Tektronix has announced a test set for the USB 3.0 specification, which will enable customers to rapidly test their Superspeed USB designs.

It is estimated that initial Superspeed USB interface ICs and consumer products should appear in early 2010, with widespread adoption continuing throughout 2010.

The first Superspeed USB products will likely include data storage devices such as flash drives, external hard drives, digital music players, and digital cameras.

These will be followed by video products and, eventually data-acquisition systems that need the high data throughput.

Superspeed USB will join other high speed serial standards such as 8 Gb/s PCI-Express and SATA 6 Gb/s as one of the more demanding technologies, requiring advanced test and measurement instruments such as the Tektronix DPO/DSA70000 oscilloscope series and analysis software.
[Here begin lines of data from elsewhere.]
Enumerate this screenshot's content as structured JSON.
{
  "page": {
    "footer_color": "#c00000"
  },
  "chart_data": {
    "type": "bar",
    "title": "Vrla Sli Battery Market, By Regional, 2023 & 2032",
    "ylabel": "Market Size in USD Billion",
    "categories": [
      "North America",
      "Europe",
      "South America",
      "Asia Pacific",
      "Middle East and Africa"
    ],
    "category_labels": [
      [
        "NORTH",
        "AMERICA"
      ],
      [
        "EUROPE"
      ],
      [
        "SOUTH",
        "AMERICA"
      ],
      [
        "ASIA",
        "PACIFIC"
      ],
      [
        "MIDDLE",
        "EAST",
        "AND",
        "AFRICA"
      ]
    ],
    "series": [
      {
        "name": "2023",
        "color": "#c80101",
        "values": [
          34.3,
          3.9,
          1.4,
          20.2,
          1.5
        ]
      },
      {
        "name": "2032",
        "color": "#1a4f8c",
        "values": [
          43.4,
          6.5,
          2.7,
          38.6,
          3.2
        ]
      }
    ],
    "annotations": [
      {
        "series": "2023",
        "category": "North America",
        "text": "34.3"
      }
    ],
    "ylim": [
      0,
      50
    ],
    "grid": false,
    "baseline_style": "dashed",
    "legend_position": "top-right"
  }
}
The Tektronix oscilloscopes can acquire signals up to 8 Gb/s, at or above the 5th harmonic, enabling greater margin and fidelity for demanding compliance and debug testing.

With the higher bit rate, Superspeed USB receivers will also need equalisation at the receiver because the signal eye will be closed after travelling through PCB traces, connectors, and cables.
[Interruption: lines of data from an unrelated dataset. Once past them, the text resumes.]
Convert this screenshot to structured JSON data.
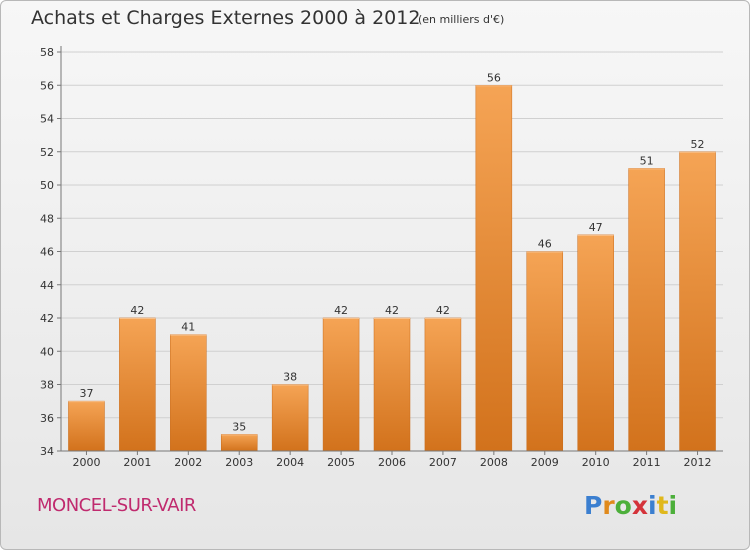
{
  "title": "Achats et Charges Externes 2000 à 2012",
  "subtitle": "(en milliers d'€)",
  "commune": "MONCEL-SUR-VAIR",
  "logo": {
    "text": "Proxiti",
    "letters": [
      {
        "char": "P",
        "color": "#3b7fd0"
      },
      {
        "char": "r",
        "color": "#e08a1c"
      },
      {
        "char": "o",
        "color": "#4caf3a"
      },
      {
        "char": "x",
        "color": "#d4333a"
      },
      {
        "char": "i",
        "color": "#3b7fd0"
      },
      {
        "char": "t",
        "color": "#e0b81c"
      },
      {
        "char": "i",
        "color": "#4caf3a"
      }
    ]
  },
  "colors": {
    "bar_top": "#f5a455",
    "bar_bottom": "#d2721c",
    "axis": "#777777",
    "grid": "#d0d0d0",
    "text": "#333333"
  },
  "chart_data": {
    "type": "bar",
    "categories": [
      "2000",
      "2001",
      "2002",
      "2003",
      "2004",
      "2005",
      "2006",
      "2007",
      "2008",
      "2009",
      "2010",
      "2011",
      "2012"
    ],
    "values": [
      37,
      42,
      41,
      35,
      38,
      42,
      42,
      42,
      56,
      46,
      47,
      51,
      52
    ],
    "ylim": [
      34,
      58
    ],
    "yticks": [
      34,
      36,
      38,
      40,
      42,
      44,
      46,
      48,
      50,
      52,
      54,
      56,
      58
    ],
    "grid": true,
    "data_labels": true
  }
}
This equalisation stress testing is facilitated by the Tektronix USB test solution including AWG7000B arbitrary waveform generators and DSA8200 sampling oscilloscopes.
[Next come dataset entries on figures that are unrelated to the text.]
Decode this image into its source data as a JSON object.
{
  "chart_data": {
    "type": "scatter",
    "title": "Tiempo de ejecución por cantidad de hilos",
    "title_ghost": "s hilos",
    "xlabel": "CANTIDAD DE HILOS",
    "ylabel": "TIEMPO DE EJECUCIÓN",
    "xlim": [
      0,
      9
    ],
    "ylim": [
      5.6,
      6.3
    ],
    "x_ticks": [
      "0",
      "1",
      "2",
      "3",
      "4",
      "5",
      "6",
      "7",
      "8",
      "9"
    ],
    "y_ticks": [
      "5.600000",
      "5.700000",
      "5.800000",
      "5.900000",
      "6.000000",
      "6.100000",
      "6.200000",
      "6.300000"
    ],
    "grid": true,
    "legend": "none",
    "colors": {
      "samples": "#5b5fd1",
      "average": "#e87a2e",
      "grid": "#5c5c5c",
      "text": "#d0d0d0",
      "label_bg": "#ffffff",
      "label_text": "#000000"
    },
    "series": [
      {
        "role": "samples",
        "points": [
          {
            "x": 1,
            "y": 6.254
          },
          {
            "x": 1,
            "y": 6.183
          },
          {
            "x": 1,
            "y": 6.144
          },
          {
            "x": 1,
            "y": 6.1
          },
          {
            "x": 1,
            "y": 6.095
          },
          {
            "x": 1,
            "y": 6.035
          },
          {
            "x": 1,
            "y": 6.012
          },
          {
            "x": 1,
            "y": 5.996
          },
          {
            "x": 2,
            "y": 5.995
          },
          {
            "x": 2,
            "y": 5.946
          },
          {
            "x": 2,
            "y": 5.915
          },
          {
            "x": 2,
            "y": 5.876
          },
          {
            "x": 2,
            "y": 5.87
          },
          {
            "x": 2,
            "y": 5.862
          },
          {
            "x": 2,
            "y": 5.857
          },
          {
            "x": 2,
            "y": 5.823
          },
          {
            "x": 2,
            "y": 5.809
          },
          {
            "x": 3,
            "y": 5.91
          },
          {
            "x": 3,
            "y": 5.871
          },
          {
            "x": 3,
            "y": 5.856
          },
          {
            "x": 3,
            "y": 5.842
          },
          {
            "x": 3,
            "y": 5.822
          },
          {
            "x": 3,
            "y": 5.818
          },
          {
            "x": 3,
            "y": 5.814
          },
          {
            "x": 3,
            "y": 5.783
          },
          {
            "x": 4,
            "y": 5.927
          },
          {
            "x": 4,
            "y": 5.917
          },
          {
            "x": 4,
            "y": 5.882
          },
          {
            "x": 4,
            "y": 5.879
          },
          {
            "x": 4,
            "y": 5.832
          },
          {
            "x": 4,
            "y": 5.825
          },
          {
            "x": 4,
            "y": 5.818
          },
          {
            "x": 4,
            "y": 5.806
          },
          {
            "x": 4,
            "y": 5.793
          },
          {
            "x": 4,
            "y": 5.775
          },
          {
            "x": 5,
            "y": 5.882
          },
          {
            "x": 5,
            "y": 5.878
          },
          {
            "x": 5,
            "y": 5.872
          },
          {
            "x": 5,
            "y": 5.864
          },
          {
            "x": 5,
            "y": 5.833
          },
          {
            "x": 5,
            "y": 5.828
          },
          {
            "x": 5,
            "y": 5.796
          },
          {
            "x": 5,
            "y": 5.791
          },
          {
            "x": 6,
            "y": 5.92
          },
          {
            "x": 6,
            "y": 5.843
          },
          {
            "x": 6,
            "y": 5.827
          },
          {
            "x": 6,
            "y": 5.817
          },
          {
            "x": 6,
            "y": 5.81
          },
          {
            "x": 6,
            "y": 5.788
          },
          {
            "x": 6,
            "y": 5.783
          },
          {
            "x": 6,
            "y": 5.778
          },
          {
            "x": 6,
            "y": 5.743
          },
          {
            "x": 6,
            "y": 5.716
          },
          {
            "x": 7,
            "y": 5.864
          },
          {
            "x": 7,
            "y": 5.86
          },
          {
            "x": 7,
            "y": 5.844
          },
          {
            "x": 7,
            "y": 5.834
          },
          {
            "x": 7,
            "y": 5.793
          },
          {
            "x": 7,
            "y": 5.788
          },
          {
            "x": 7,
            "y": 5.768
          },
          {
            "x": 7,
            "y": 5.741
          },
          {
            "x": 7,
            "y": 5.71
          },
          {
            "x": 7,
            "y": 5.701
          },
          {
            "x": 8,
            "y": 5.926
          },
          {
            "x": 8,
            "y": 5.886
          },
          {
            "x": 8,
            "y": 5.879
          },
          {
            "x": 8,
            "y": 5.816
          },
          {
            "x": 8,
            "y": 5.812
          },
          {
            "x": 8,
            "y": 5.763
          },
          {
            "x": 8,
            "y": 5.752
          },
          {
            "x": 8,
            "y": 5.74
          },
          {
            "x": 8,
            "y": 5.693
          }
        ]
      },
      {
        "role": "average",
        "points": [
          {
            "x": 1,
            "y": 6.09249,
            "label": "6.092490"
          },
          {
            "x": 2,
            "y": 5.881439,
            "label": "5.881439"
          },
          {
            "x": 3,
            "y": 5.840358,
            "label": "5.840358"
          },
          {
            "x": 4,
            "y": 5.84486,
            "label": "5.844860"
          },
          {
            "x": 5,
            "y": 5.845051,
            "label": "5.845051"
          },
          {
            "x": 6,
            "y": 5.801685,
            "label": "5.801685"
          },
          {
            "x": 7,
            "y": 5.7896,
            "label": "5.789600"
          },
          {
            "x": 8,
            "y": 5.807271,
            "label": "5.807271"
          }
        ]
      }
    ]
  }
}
Superspeed USB will adopt a new physical layer using two channels to separate data transmissions and acknowledgements to hit its higher speed targets.

In place of the polling and broadcast mechanisms used in USB 2.0, the USB 3.0 specification will employ a packet-routing technique and is architected so that devices can inform the host when they have data to send.

The new link will continue the support the priority and bandwidth reservation that USB 2.0 currently has for the transmission of time sensitive data.

In addition Superspeed USB supports a new feature called 'Streams' that may be used to enable native command queuing resulting in improved mass storage throughput.